Xu, 54, is director of a legal assistance center in Tongcheng county, Hubei Province. She has been at the center since 1998, when it was set up by the local judicial bureau to provide legal services for the disadvantaged.
The legal adviser can barely remember how many people she's helped in the past 19 years. But the center's statistics show that in the past three years, she took on almost 190 cases and helped the disadvantaged recover over 1.6 million yuan ($246,000).
Xu had to work long hours because she was the only staffer when the center began. Then, in 2015 she was diagnosed with Parkinson's disease. Still, she has continued to work and said she never regretted it.

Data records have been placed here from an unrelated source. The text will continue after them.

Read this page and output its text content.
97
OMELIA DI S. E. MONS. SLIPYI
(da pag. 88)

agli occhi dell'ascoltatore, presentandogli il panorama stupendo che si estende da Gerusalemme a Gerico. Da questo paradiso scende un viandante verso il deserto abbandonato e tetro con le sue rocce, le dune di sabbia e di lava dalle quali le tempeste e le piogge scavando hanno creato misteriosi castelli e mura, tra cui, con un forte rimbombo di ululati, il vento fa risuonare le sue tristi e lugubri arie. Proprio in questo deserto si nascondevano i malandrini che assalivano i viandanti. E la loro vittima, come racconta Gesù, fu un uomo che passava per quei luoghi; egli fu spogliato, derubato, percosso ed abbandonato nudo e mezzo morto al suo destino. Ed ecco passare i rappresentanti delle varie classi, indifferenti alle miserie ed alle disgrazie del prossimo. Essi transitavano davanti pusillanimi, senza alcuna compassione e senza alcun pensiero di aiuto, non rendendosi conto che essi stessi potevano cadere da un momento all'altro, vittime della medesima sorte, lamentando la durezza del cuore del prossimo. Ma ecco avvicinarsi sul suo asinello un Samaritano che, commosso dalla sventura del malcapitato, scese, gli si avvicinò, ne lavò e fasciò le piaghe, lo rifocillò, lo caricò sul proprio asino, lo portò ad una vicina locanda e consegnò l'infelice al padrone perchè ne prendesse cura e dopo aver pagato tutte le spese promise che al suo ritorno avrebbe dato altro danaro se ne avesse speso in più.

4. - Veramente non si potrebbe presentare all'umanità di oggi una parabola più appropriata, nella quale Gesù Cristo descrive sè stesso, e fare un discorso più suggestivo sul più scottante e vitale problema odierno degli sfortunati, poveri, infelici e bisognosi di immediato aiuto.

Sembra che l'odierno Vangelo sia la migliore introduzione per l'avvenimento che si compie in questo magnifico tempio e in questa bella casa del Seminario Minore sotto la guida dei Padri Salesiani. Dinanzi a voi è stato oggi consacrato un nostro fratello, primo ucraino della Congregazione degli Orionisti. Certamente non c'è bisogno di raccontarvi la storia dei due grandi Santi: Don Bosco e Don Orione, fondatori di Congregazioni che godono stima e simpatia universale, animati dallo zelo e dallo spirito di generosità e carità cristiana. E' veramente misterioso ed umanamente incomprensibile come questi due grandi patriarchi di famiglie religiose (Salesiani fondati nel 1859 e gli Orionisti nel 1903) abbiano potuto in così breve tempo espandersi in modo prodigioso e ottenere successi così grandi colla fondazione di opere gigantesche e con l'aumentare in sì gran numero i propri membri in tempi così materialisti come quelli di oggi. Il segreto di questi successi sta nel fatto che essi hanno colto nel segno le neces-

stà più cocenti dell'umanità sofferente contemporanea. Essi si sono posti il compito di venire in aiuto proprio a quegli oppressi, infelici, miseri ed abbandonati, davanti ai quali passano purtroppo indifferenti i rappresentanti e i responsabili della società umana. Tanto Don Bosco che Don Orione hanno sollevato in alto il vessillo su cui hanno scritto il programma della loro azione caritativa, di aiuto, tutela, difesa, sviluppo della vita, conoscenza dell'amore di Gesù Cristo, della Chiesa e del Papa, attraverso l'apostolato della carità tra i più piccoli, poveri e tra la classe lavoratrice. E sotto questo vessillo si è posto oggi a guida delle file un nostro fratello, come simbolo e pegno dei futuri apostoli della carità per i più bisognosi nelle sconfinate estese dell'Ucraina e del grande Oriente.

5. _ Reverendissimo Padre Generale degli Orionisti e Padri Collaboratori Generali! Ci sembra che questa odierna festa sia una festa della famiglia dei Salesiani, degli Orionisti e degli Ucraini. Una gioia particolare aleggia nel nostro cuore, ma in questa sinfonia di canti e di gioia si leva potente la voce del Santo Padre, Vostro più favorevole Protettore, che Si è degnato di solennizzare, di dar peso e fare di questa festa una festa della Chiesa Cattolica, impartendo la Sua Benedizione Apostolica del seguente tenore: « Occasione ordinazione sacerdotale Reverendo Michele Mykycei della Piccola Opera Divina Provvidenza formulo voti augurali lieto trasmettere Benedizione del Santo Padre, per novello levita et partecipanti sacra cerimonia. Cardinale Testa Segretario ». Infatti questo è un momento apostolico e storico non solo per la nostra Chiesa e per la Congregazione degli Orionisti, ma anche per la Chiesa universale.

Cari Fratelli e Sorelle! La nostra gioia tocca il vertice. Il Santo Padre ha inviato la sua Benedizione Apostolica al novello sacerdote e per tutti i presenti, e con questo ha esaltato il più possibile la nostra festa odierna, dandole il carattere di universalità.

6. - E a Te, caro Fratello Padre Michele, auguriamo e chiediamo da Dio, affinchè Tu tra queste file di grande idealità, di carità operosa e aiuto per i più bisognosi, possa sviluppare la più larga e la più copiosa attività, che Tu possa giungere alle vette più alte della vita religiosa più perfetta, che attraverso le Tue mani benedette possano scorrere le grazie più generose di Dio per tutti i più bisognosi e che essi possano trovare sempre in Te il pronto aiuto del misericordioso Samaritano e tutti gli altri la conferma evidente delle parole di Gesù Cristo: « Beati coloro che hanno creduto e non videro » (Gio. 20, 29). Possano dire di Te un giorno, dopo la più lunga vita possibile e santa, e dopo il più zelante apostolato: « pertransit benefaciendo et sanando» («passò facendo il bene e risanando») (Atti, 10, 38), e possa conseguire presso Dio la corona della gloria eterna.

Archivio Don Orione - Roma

Last year, Xu was elected a party delegate and attended the 19th National Congress of the Communist Party of China in Beijing. The proposals she made at the congress were all about legal assistance.
"Policies should encourage more social forces to engage in assistance work under the government guidance," she said.
In 1979, Xu started her career in the county's power company. Two years later, she was transferred to Tongcheng's judicial bureau after taking law courses at Wuhan University. In 1998, when Tongcheng's judicial bureau set up the assistance center, Xu offered to be its head.
"Though she has poor health, she has a strong mind," said Du Zhongguang, deputy director of Tongcheng's judicial bureau, who has been working with Xu for over 16 years. "Though she's poor by the standard of material wealth, she's rich in her spiritual world," he said.